You are doing it wrong. Your aim is not to find a metric that would make your model look good so you could sell it, but to have a metric to validate the model. You should meet with the business and find out what metric that they care about and apply it to the problem. It can either prove that the model does work for the problem, or that it doesn't. It doesn't necessarily need to give results consistent with your machine learning metric. In fact, in real-life scenarios, it is not always the case that the best-performing model is the deployed one (e.g. sometimes you may prefer a model that is more easily interpretable, easier to maintain, or has faster inference time).
A: A ML or statistical model in isolation will make nobody any money. It's the actions you take based on the model predictions that can make money (or not). If model 2 leads to better actions than model 1, then this is a monetary benefit. If both models lead to the same actions, then a better performance by one model is worthless in business terms.

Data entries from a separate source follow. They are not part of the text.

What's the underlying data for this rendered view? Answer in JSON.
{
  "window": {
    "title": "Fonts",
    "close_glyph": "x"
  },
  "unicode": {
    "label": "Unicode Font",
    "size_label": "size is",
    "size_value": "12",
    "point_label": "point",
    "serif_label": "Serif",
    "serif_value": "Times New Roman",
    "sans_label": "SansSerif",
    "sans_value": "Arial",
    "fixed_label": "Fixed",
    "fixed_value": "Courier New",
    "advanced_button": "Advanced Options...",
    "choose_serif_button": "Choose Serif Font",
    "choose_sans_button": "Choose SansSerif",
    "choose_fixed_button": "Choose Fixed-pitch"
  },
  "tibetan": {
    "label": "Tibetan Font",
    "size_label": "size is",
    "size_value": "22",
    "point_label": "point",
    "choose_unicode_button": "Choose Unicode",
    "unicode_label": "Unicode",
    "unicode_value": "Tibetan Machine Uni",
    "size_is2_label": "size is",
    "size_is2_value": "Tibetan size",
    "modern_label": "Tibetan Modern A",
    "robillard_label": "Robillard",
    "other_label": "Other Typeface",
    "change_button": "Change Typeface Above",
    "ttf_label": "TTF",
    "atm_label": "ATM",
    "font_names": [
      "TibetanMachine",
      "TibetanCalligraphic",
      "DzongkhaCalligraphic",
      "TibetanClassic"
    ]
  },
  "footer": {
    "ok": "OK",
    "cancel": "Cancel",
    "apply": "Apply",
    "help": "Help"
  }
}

So you will need to understand how your models are actually used, and what actions are taken based on the predictions. Then you need to understand the monetary benefit of a given action under a given outcome. What do you do if your model yields a low or a high probability of default, and what are the monetary costs and benefits of each action under default or no default? Note that these costs and benefits are often themselves very hard to pin down - how much does it cost in terms of goodwill lost to turn away a potential customer that would not have defaulted (which we may not even ever find out, because we turned them away in the first place!)?
Once you have reasonable assumptions or even hard numbers for these relationships, you can simulate your business processes under predictions from both models. You may find out that one model yields a monetary benefit over another one - or not.
Yes, this is a lot of work, and you need to leverage your domain knowledge. There is no shortcut that will give you reasonable and reliable results.